Disparities Across Time Periods and Geographic Regions
The benchmark also reveals other important insights into the ability of current chatbots—seven models from the Gemini, OpenAI, and Llama families—to comprehend global history. For instance, they answered questions about ancient history most accurately, particularly from 8,000 BCE to 3,000 BCE. However, their accuracy dropped sharply for more recent periods, falling to 38.7% for the period 1,500 CE – 2,000 CE for GPT-4 Turbo.
In addition, the results highlight the disparity in model performance across geographic regions. GPT-4 Turbo outperformed other models in six out of eight global regions, while Llama performed best in North America, and OpenAI's models excelled in Latin America. Both OpenAI and Llama models performed worse in Sub-Saharan Africa, and Llama also performed poorly in Oceania. According to the study, this suggests potential biases in the training data, which may overemphasize certain historical narratives while neglecting others.
Better on the Legal System, Worse on Discrimination
The benchmark also found differences in performance across categories. Models performed best on legal systems and social complexity. GPT-4 Turbo achieved the highest scores in seven out of ten categories, while Llama performed relatively well in social complexity and warfare. "But they struggled with topics such as discrimination and social mobility," says del Rio-Chanona.
"The main takeaway from this study is that LLMs, while impressive, still lack the depth of understanding required for advanced history. They're great for basic facts, but when it comes to more nuanced, PhD-level historical inquiry, they're not yet up to the task," adds del Rio-Chanona. According to the benchmark, the model that performed best was GPT-4 Turbo, with a balanced accuracy of 46%, while the weakest was Llama-3.1-8B, with 33.6%.
Next Steps
Del Rio-Chanona and the other researchers from CSH, the University of Oxford, and the Alan Turing Institute are committed to expanding the dataset and improving the benchmark. According to Hauser, they plan to include more data from underrepresented regions and incorporate more complex historical questions.
"We plan to continue refining the benchmark by integrating additional data points from diverse regions, especially the Global South. We are also collaborating with non-English-speaking institutions to enhance data representation and mitigate biases. We also look forward to testing more recent LLM models, such as o3, to see if they can bridge the gaps identified in this study," says Hauser.

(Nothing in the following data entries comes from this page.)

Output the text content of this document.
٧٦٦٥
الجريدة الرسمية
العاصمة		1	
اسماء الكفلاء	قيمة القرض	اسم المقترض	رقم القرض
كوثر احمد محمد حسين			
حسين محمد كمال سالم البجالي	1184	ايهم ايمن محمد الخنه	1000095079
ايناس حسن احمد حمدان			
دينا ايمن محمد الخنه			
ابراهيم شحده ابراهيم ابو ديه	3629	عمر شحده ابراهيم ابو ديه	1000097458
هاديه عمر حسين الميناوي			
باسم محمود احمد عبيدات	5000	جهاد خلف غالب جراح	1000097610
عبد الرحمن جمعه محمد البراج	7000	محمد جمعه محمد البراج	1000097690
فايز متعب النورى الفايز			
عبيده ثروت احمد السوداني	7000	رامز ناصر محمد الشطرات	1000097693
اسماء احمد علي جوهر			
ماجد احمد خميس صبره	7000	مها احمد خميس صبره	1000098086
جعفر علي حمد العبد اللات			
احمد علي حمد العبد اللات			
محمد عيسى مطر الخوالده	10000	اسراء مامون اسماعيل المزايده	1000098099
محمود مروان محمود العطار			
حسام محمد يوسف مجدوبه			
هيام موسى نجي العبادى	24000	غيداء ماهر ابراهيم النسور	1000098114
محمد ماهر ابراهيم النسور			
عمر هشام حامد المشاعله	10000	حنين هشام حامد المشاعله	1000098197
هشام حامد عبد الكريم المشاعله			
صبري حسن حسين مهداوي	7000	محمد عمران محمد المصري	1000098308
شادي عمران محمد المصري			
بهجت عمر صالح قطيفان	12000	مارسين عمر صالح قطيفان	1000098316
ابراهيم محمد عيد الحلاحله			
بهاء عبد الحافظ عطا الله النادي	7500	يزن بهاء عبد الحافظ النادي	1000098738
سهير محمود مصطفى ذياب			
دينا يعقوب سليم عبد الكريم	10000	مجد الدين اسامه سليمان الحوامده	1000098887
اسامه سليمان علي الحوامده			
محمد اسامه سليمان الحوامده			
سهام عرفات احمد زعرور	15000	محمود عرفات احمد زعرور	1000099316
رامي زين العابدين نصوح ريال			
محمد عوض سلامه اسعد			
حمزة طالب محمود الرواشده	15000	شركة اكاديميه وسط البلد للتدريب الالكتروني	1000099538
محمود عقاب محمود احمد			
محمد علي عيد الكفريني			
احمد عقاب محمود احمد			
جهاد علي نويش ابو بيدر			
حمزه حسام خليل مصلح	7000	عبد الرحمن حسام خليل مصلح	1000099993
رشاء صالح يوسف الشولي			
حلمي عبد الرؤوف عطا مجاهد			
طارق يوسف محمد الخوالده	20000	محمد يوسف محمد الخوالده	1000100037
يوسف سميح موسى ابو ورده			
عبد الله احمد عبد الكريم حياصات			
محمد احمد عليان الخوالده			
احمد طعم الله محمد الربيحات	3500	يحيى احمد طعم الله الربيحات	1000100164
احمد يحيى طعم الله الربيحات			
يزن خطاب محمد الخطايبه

The CSH scientist emphasizes that the benchmark's findings can be valuable to both historians and AI developers. For historians, archaeologists, and social scientists, knowing the strengths and limitations of AI chatbots can help guide their use in historical research. For AI developers, these results highlight areas for improvement, particularly in mitigating regional biases and enhancing the models' ability to handle complex, nuanced historical knowledge.
Sources:
Journal reference:
- “Large Language Models’ Expert-level Global History Knowledge Benchmark (HiST-LLM),” by Jakob Hauser, Daniel Kondor, Jenny Reddish, Majid Benam, Enrico Cioni, Federica Villa, James S. Bennett, Daniel Hoyer, Pieter Francois, Peter Turchin, and R. Maria del Rio-Chanona, was presented at the NeurIPS conference, in Vancouver, in December.